Face Forward Talk Shines Light on Structural Racism in a Global Context
The inaugural event in the Columbia Mailman School Face Forward Speaker Series touched on the specific features of global racism, as well as the biases, omissions, and inaccuracies that perpetuate health disparities.
The virtual event titled “Global Perspectives on Racism in Public Health” featured speakers Mary Bassett, incoming health commissioner for New York State, Salim Abdool Karim, a South Africa-based public health leader and Columbia Mailman professor of epidemiology, and Stella Yi, professor of Population Health at NYU School of Medicine. Bob Fullilove, Associate Dean for Community and Minority Affairs, moderated. Dean Linda P. Fried and Vice Dean for Education Michael Joseph gave opening remarks. (The event video below features illustrations by Kelly Kingman.)
Organized by the Office of Diversity, Culture, and Inclusion, the speaker series is part of the FORWARD (Fighting Oppression, Racism and White Supremacy through Action, Research, and Discourse) initiative to accelerate the transformation of the School into an antiracist, multicultural, and fully inclusive institution in all aspects of its culture and operations, as well as into a global leader in dismantling toxic structures that support racism and health inequities.
Colonialism and White Supremacy
The discussion opened with an examination of racism in the global context. In Africa, Abdool Karim said racism is intertwined with a history of colonialism: “The Black population is not a minority; it is not a group that is marginalized by a majority; it is a group that is marginalized by a very small minority. Often its roots come from colonialism,” he said. Bassett added that white supremacy and dehumanization experienced by Black people in Africa and the United States are similar; this shared experience was manifest in protests worldwide against the murder of George Floyd in the summer of 2020. “Systemic racism isn’t about making people feel bad. It’s about extracting wealth from people. That happened in the United States and it happened all over the world,” she said.
How White Supremacy Perpetuates Itself
Speakers offered vivid examples of how white supremacy perpetuates itself institutionally. During Apartheid, Abdool Karim explained, the South African Medical Research Council maintained offices only in white medical schools. One of its top priorities was hyperlipidemia—a health condition largely seen in white people, not the malnutrition seen in many Black South Africans. “It’s a reflection of the power of the day, using the levers of control to determine what state institutions were going to focus on,” he said. Adding her own insights on the rot of white supremacy in nutrition research, Yi said she took part in a study that uncovered a Eurocentric bias in dietary recommendations. One glaring example: a study that called on communities in India to adopt a Mediterranean diet.
missing and flawed Data
How racial and ethnic data is collected (or not collected) can warp public health priorities to the detriment of communities of color, speakers said. “Poor quality race/ethnicity data is a form of systemic racism,” said Li, pointing to huge gaps in race/ethnic data on COVID-19. Evidence shows that the people missing are more likely to be Asian-Americans and other minorities. “These flawed data are being used to drive funding decisions, policymaking, and resource allocation, but leaving all these communities behind,” she said. Another flaw identified by Li: how the current data system groups together people with “different histories, cultures, and demographic patterns” who often have different health needs. Meanwhile, the growing population of multi-racial Americans and the option to identify as multi-racial on forms is challenging current categories. “Race/ethnicity is a moving target,” Li added.

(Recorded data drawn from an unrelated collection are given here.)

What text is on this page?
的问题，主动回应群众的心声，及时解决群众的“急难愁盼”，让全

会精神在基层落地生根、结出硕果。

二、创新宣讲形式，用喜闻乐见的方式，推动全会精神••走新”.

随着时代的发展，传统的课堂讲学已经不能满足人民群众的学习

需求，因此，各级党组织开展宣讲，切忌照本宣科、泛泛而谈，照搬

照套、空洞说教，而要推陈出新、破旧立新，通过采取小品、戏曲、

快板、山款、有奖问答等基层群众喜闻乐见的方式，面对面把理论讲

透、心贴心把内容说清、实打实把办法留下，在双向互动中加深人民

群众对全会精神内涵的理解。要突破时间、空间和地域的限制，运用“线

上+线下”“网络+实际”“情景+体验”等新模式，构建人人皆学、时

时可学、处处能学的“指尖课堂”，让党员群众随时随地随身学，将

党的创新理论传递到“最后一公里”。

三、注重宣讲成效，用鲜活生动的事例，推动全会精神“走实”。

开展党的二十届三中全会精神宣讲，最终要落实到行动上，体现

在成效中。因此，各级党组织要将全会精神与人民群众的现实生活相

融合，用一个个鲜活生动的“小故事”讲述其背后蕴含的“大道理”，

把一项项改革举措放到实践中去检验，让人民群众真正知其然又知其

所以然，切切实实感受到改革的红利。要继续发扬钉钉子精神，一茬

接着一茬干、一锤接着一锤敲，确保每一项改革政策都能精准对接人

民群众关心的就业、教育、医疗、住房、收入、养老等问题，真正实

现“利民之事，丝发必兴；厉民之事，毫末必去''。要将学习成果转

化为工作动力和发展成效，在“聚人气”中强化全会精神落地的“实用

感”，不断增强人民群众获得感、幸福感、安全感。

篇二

Self-Identification Doesn’t Solve Racism
Racial and ethnic categories should not be understood to reflect meaningful biological differences, Bassett emphasized. However, they do have real meaning in society and are reflected in health disparities; for example, since the pandemic, life expectancy for Americans has declined much further for Black and Latinx Americans than for white Americans. Disparities like these can’t be overcome by the option for people to identify themselves in new ways; what matters more is how they are perceived by those in power, she said. “We remain a society that is built on a racial hierarchy that is based on the concept of white supremacy. I don’t think these divides are simply overcome by self-identification,” said Bassett. Yi pointed to a rise in violence against all Asian-Americans during the pandemic, not just Chinese Americans, with health implications even for those who aren’t direct victims of violence.
Hope for a Better Future
Despite the persistent challenges of white supremacy, each of the speakers described themselves as optimistic for the future. Abdool Karim pointed to the transition from Apartheid to democracy. “I have seen people who were previously racist change. I have seen how a whole country has changed,” he said. Li was buoyed by cross-racial coalition-building such as recent efforts by Vietnamese-Americans to mobilize to support Afghani refugees. For her part, Bassett was heartened by a rising interest in conversations around race, including a “willingness to tackle structural issues and take it above the idea of individual prejudice to talking about the ways in which societal structures create and reproduce and reinforce these individual prejudices.”